What is Signac?

Signac is an extension of Seurat for the analysis of single-cell chromatin data (DNA-based single-cell assays). We have extended the Seurat object to include information about the genome sequence and genomic coordinates of sequenced fragments per cell, and include functions needed for the analysis of single-cell chromatin data.

How do I interact with the object?

Signac uses the Seurat object structure, and so all the Seurat commands can be used when analysing data with Signac. See the Data Structures and Object Interaction vignette for an explanation of the classes defined in Signac and how to use them. See the Seurat documentation for more information about the Seurat object: https://satijalab.org/seurat/

How do I merge objects with Signac?

See the merge and integration vignettes for information on combining multiple single-cell chromatin datasets.

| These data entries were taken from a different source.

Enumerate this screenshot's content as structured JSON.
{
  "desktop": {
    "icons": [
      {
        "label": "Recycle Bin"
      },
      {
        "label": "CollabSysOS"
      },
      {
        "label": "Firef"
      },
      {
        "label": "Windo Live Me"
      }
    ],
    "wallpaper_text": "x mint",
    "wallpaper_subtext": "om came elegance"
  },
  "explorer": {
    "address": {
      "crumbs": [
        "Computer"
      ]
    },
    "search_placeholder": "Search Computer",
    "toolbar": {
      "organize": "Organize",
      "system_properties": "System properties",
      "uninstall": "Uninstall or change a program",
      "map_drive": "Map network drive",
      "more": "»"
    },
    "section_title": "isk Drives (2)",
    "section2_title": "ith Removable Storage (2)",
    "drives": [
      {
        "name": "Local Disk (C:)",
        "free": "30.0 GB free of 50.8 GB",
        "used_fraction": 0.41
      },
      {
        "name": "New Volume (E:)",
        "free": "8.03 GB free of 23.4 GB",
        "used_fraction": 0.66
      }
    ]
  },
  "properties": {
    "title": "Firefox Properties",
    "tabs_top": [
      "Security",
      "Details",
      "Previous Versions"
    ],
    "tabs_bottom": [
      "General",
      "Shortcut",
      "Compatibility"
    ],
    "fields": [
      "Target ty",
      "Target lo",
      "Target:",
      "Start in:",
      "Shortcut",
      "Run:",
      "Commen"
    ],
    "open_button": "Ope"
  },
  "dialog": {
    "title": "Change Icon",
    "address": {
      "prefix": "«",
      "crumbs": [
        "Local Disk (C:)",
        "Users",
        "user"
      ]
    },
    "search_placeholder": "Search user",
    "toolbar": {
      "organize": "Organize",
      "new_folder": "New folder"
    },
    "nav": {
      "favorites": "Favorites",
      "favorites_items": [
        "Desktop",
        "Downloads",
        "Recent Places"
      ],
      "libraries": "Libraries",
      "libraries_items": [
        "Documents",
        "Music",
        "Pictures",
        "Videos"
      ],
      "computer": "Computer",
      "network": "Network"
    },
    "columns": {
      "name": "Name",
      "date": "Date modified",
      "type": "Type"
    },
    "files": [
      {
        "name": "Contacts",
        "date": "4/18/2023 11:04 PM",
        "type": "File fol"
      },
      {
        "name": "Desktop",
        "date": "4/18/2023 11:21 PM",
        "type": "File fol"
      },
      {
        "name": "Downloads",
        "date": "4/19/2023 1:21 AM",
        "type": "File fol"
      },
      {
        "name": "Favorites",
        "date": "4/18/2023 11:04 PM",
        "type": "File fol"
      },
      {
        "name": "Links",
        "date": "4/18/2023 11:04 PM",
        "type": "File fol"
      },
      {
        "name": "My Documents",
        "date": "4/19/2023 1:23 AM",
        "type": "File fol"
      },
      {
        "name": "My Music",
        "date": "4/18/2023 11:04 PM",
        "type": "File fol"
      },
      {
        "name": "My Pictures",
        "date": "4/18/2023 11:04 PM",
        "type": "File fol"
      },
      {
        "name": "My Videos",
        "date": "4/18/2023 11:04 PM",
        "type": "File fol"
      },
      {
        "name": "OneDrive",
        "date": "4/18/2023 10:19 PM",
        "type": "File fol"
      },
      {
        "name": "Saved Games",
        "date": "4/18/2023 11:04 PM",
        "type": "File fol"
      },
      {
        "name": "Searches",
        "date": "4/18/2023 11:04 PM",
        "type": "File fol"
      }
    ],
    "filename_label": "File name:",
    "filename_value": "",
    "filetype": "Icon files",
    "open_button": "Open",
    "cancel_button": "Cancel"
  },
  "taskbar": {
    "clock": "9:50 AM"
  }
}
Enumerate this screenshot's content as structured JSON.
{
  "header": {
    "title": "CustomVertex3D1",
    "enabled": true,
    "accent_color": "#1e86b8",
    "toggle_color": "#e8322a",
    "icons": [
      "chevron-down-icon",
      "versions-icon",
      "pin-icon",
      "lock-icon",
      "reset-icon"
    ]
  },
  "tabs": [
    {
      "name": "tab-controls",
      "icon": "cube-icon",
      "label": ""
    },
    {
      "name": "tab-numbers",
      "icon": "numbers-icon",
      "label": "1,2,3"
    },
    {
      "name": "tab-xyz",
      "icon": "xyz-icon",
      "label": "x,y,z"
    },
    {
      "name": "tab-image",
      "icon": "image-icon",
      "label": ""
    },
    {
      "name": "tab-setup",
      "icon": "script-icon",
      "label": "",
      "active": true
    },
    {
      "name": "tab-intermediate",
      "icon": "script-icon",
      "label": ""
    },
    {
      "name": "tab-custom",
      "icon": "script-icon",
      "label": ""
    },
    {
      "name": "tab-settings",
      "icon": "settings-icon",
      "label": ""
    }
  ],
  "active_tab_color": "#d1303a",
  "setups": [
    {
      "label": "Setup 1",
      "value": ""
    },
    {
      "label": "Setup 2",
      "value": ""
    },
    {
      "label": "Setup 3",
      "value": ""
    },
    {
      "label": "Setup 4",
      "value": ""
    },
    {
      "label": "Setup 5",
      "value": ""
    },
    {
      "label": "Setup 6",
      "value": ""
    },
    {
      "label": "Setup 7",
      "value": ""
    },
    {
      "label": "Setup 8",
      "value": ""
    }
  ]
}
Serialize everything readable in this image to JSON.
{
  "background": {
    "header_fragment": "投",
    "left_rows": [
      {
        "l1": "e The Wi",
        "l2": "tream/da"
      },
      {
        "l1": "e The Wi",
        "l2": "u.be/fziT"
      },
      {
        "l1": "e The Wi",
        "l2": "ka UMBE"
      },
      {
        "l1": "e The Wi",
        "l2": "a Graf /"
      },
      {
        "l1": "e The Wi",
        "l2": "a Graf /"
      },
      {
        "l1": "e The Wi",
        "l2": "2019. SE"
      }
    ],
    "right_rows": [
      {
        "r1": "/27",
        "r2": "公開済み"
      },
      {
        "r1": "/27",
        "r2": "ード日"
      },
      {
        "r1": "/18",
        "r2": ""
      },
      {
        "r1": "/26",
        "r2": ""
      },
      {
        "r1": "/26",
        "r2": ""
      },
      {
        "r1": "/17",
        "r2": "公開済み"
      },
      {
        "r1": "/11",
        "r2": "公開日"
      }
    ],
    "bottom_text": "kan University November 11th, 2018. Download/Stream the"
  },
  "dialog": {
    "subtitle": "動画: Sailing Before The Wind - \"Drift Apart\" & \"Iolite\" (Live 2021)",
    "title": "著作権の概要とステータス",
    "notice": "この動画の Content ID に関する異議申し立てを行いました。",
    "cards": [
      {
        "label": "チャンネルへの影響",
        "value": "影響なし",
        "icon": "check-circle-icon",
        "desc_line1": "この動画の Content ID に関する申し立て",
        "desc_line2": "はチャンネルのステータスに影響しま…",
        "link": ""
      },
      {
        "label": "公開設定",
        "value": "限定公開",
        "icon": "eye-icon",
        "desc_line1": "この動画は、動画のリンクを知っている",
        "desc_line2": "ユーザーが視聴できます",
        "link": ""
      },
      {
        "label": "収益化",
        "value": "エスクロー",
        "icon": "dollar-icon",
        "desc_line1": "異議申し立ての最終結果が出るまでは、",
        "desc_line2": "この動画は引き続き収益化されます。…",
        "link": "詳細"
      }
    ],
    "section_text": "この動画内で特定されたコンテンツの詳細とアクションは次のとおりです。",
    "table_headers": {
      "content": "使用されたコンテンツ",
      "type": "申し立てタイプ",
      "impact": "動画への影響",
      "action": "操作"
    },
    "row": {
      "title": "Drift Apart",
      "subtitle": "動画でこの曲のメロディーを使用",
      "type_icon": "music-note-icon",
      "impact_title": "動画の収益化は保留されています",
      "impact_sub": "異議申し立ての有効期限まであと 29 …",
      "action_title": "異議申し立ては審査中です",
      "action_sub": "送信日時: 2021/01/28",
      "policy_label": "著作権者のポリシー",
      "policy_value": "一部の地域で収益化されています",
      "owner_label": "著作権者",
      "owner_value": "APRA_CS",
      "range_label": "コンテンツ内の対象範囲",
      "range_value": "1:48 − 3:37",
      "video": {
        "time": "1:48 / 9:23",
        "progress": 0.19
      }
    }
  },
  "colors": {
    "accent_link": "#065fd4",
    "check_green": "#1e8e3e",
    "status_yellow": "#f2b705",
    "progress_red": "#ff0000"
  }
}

How can I create a fragment file for my dataset?

The fragment file is provided in the output of popular single-cell data data processing tools such as chromap, cellranger-atac, and cellranger-arc.

If you are using another method that does not provide a fragment file as output, you can use the sinto package to generate a fragment file from the BAM file. See here for more information on using Sinto to generate a fragment file: https://timoast.github.io/sinto/basic_usage.html#create-scatac-seq-fragments-file

How should I decide on the number of dimensions to use?

Choosing the dimensionality is a general problem in single-cell analysis for which there is no simple solution. There has been discussion about this for scRNA-seq, and you can read our recommendations for scRNA-seq in the Seurat vignettes: https://satijalab.org/seurat/v3.1/pbmc3k_tutorial.html (see “Determine the ‘dimensionality’ of the dataset”).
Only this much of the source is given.